Lors des deux visites à Theresienstadt se configurera la forme d’une ville, en étoile tant au plan architectural qu’imaginaire voire narratif. Car, non loin de Prague, Terezín a d’abord été une forteresse à la Vauban, sans grande utilité stratégique, vite vouée à sa destinée carcérale ; ainsi y voit-on encore la cellule de Gavrilo Princip, l’assassin de l’archiduc François - Ferdinand, à l’origine de la Première guerre mondiale.

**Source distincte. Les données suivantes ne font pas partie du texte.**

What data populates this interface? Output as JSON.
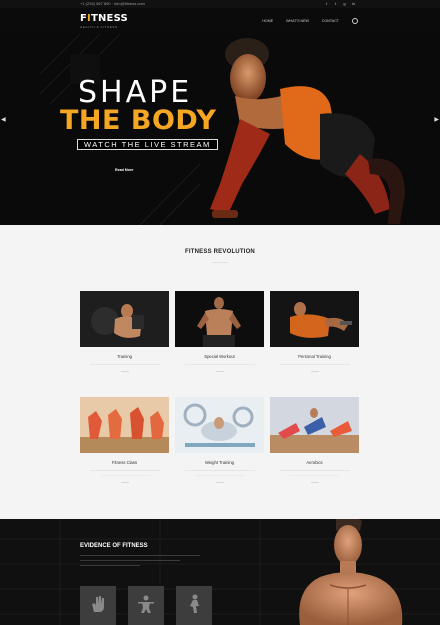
{
  "topbar": {
    "contact": "+1 (234) 567 890  ·  info@fitness.com",
    "social": [
      "f",
      "t",
      "g",
      "in"
    ]
  },
  "header": {
    "logo_prefix": "F",
    "logo_accent": "I",
    "logo_suffix": "TNESS",
    "logo_tag": "HEALTH & FITNESS",
    "nav": [
      "HOME",
      "WHAT'S NEW",
      "CONTACT"
    ]
  },
  "hero": {
    "title_line1": "SHAPE",
    "title_line2": "THE BODY",
    "subtitle": "WATCH THE LIVE STREAM",
    "button": "Read More"
  },
  "revolution": {
    "title": "FITNESS REVOLUTION",
    "cards": [
      {
        "caption": "Training"
      },
      {
        "caption": "Special Workout"
      },
      {
        "caption": "Personal Training"
      },
      {
        "caption": "Fitness Class"
      },
      {
        "caption": "Weight Training"
      },
      {
        "caption": "Aerobics"
      }
    ]
  },
  "evidence": {
    "title": "EVIDENCE OF FITNESS"
  },
  "colors": {
    "accent": "#f5a623",
    "dark": "#0b0b0b",
    "tile": "#3d3d3d"
  },
  "icons": [
    "facebook-icon",
    "twitter-icon",
    "google-plus-icon",
    "instagram-icon",
    "search-icon",
    "arrow-left-icon",
    "arrow-right-icon",
    "hand-icon",
    "dumbbell-icon",
    "figure-icon"
  ]
}
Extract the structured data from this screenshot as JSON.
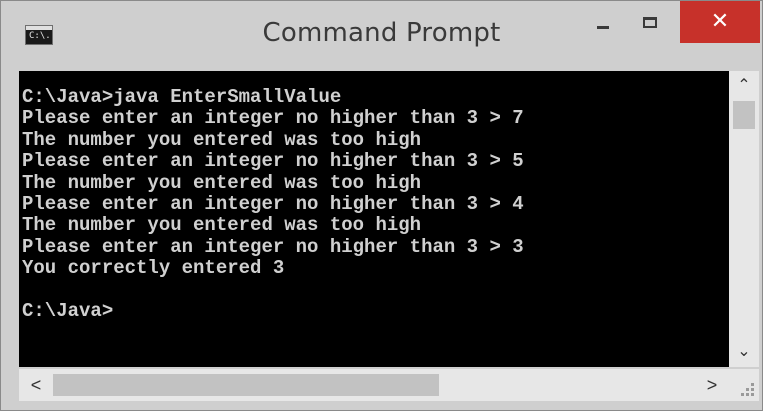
{
  "window": {
    "title": "Command Prompt",
    "icon_text": "C:\\."
  },
  "controls": {
    "minimize": "minimize",
    "maximize": "maximize",
    "close": "✕"
  },
  "console": {
    "lines": [
      "C:\\Java>java EnterSmallValue",
      "Please enter an integer no higher than 3 > 7",
      "The number you entered was too high",
      "Please enter an integer no higher than 3 > 5",
      "The number you entered was too high",
      "Please enter an integer no higher than 3 > 4",
      "The number you entered was too high",
      "Please enter an integer no higher than 3 > 3",
      "You correctly entered 3",
      "",
      "C:\\Java>"
    ]
  },
  "scrollbars": {
    "up_arrow": "⌃",
    "down_arrow": "⌄",
    "left_arrow": "<",
    "right_arrow": ">"
  }
}
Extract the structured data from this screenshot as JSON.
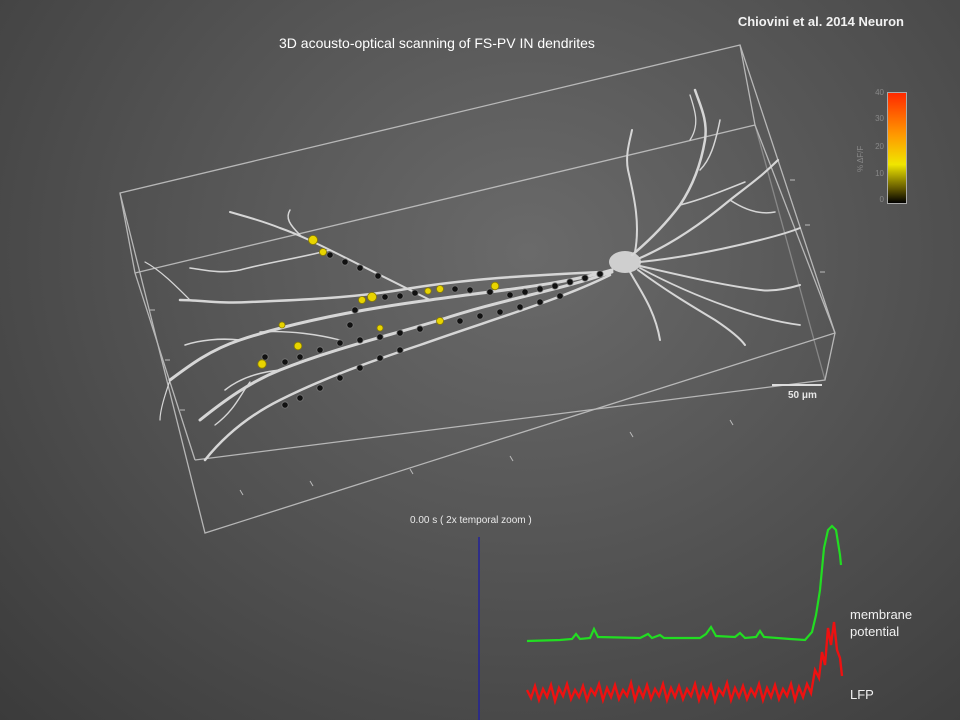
{
  "citation": "Chiovini et al. 2014 Neuron",
  "title": "3D acousto-optical scanning of FS-PV IN dendrites",
  "scale_bar": "50 μm",
  "time_label": "0.00 s ( 2x temporal zoom )",
  "colorbar": {
    "axis_label": "% ΔF/F",
    "ticks": [
      "40",
      "30",
      "20",
      "10",
      "0"
    ]
  },
  "traces": {
    "membrane": "membrane\npotential",
    "lfp": "LFP"
  },
  "colors": {
    "membrane_trace": "#22dd22",
    "lfp_trace": "#ee1111",
    "time_cursor": "#2222aa",
    "dendrite": "#d8d8d8"
  }
}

D’un trait de plume un arrêté d’Heydrich, en date du 16 février 1942, dissout la commune de Terezín qui devient « territoire juif autonome », à des fins d’« autogestion communautaire ». Dès lors la cohabitation de la population tchèque, expulsée, et des déportés juifs, n’est plus là pour empêcher les pires exactions.

L’ambivalence caractérise le fonctionnement du camp, où des îlots de normalité perdurent pour un temps sous l’autorité d’un doyen des Juifs dont le rabbinBenjamin Murmelstein fut le dernier représentant. On y pouvait ainsi tromper la vigilance épisodique et relâchée des autorités de la Croix Rouge et assurer l’opinion publique de la survie des notables ou célébrités – Prominenten – dont la disparition brutale ne pouvait qu’entraver le déroulement des opérations en cours. La réalisation du film cyniquement intitulé « Le Führer offre une ville aux Juifs », tourné entre le 16 août et le 11 septembre 1944, relève de cette sur-exposition mortifère de la propagande nazie, de même qu’elle conserve à Terezín son rôle de sas et de transit vers les camps de l’Est.

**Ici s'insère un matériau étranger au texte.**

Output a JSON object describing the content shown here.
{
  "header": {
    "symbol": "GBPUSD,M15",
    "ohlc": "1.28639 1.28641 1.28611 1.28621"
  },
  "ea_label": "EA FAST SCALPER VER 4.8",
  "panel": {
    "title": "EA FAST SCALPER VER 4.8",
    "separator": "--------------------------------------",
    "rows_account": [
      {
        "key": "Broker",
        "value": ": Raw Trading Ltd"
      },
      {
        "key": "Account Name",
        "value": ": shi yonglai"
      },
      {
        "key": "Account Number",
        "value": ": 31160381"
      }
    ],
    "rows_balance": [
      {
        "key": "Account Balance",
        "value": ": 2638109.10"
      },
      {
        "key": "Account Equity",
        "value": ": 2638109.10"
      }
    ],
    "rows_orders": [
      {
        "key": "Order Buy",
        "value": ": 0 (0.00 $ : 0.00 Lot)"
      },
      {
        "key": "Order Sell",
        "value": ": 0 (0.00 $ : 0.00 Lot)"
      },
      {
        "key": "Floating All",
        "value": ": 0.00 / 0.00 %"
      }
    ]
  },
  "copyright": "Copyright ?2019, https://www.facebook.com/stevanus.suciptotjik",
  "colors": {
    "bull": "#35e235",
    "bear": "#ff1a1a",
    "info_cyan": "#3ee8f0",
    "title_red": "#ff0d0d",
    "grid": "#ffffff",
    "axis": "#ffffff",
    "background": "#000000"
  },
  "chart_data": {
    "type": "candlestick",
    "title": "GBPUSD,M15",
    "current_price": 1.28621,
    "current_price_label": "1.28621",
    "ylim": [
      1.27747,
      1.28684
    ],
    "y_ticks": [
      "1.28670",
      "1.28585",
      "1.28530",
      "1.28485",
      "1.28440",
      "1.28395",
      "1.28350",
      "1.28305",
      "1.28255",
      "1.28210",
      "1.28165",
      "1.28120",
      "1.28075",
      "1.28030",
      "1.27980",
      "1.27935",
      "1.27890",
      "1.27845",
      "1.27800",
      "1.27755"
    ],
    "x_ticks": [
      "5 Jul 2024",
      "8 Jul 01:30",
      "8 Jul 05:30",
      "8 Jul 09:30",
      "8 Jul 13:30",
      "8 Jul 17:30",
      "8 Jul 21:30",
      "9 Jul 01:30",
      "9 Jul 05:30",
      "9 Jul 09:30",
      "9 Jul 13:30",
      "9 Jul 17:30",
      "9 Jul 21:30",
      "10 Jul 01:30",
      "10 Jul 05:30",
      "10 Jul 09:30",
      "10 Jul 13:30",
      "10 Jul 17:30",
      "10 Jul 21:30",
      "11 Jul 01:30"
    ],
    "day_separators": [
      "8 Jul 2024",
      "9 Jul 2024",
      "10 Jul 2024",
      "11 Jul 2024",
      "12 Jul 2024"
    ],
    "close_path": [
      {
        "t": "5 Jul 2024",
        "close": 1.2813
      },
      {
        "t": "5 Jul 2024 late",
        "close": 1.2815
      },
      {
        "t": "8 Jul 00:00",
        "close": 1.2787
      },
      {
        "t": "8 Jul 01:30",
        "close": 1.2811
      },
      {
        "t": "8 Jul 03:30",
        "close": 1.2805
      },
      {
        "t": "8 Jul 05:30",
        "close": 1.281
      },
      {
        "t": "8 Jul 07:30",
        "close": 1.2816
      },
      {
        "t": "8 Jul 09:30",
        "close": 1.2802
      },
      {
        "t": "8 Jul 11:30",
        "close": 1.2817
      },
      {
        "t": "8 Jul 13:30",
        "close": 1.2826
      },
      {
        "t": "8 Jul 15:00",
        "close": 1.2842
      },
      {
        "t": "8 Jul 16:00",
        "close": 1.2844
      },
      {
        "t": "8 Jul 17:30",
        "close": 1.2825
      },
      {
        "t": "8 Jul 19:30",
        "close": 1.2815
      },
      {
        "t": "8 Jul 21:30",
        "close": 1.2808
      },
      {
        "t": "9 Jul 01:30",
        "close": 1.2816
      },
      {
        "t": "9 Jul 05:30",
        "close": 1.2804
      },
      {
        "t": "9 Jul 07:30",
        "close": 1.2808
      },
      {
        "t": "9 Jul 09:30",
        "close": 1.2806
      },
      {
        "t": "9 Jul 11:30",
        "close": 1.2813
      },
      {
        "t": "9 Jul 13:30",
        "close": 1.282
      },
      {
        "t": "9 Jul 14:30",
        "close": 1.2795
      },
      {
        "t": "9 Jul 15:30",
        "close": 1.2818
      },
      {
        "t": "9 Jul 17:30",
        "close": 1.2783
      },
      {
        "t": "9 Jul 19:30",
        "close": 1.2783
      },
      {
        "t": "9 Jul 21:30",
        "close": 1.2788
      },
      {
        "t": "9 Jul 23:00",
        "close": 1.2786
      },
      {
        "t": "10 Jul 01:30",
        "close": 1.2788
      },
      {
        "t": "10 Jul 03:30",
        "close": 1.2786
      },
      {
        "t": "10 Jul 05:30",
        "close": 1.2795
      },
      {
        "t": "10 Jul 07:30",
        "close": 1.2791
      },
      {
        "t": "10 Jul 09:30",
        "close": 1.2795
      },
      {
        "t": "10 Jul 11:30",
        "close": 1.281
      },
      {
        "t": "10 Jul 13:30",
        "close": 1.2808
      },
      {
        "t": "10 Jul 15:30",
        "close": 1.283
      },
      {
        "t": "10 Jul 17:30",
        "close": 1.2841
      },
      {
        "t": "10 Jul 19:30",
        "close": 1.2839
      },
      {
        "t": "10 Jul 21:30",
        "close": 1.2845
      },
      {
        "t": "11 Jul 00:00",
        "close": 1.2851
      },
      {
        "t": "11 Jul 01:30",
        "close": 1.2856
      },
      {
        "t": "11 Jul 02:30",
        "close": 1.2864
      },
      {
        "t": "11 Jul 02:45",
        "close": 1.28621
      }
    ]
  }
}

« Là où commence Theresienstadt commence le mensonge …, et ajoute Murmelstein devant la caméra en 1975, j’ai survécu parce que je devais dire un conte. Je devais dire le conte du paradis des Juifs, Theresienstadt. » (cité par H. Gaudy, p. 97-98). Ainsi cet ultime doyen consent-il à œuvrer à la supercherie de l’« embellissement » de la ville, renouant avec le carton-pâte des villages Potemkine censés accueillir la visite de Catherine II…

Tous ces aspects sont développés et documentés dans le film de Claude Lanzmann (Le dernier des injustes), analysés par Sylvie Lindeperg (La voie des images ), évoqués par W. G. Sebald dans Austerlitz, son roman. Et l’on retrouve la trace précise de ces sources dans l’ouvrage d’Hélène Gaudy.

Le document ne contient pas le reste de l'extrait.